Now, we come to who will ultimately pay for any cleanup on abandoned, underinsured properties contaminated and otherwise made uninhabitable or at least, undersirable. Perhaps you've already figured out that it will be in almost all cases U.S. taxpayers who now own the two largest mortgage companies in the country, Fannie Mae and Freddie Mac. When these mortgage giants finally take possession of all the contaminated and impaired properties, they will be obliged to clean them up and simultaneously bear the losses in the value of the mortgages issued on those properties.

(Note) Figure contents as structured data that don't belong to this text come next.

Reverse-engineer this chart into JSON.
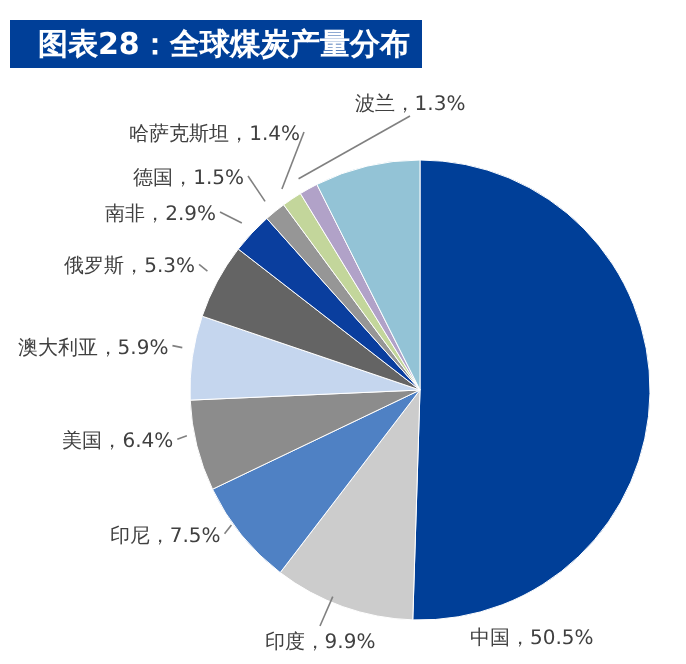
{
  "chart_data": {
    "type": "pie",
    "title": "图表28：全球煤炭产量分布",
    "categories": [
      "中国",
      "印度",
      "印尼",
      "美国",
      "澳大利亚",
      "俄罗斯",
      "南非",
      "德国",
      "哈萨克斯坦",
      "波兰",
      null
    ],
    "values": [
      50.5,
      9.9,
      7.5,
      6.4,
      5.9,
      5.3,
      2.9,
      1.5,
      1.4,
      1.3,
      7.4
    ],
    "value_labels": [
      "，50.5%",
      "，9.9%",
      "，7.5%",
      "，6.4%",
      "，5.9%",
      "，5.3%",
      "，2.9%",
      "，1.5%",
      "，1.4%",
      "，1.3%",
      null
    ],
    "colors": [
      "#003f98",
      "#cccccc",
      "#4f81c4",
      "#8c8c8c",
      "#c5d6ee",
      "#646464",
      "#0a3e9e",
      "#969696",
      "#c3d69b",
      "#b1a2c8",
      "#93c3d6"
    ]
  }
}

In this way, the average citizen will be subsidizing the natural gas industry by bearing the costs associated with devalued property and hazardous waste cleanup. When all of this starts happening in a big way, you can count on those in charge saying that nobody saw it coming.
Kurt Cobb is the author of the peak-oil-themed thriller, Prelude, and a columnist for the Paris-based science news site Scitizen. His work has also been featured on Energy Bulletin, The Oil Drum, 321energy, Common Dreams, Le Monde Diplomatique, EV World, and many other sites. He maintains a blog called Resource Insights.
2 comments:
Nothing new here in Texas almost all sales are without mineral rights has been that way for a long time. Typically there will be a waiver of surface rights involved. In that case the drilling will be nearby but not on the property. Here is an article about mineral rights from EHow- http://www.ehow.com/facts_6402561_surface-rights-vs_-mineral-rights.html
As the article points out most sales where mineral rights have potential value do not include the mineral rights.
i'm afraid that this will lead to collusion - and possibly merger - between oil/gas companies and banks. two huge corporate interests at war? oh, they'll solve their problems with each other fast enough, unlike political entities. however, as with political entities, the losers will be the people - big time.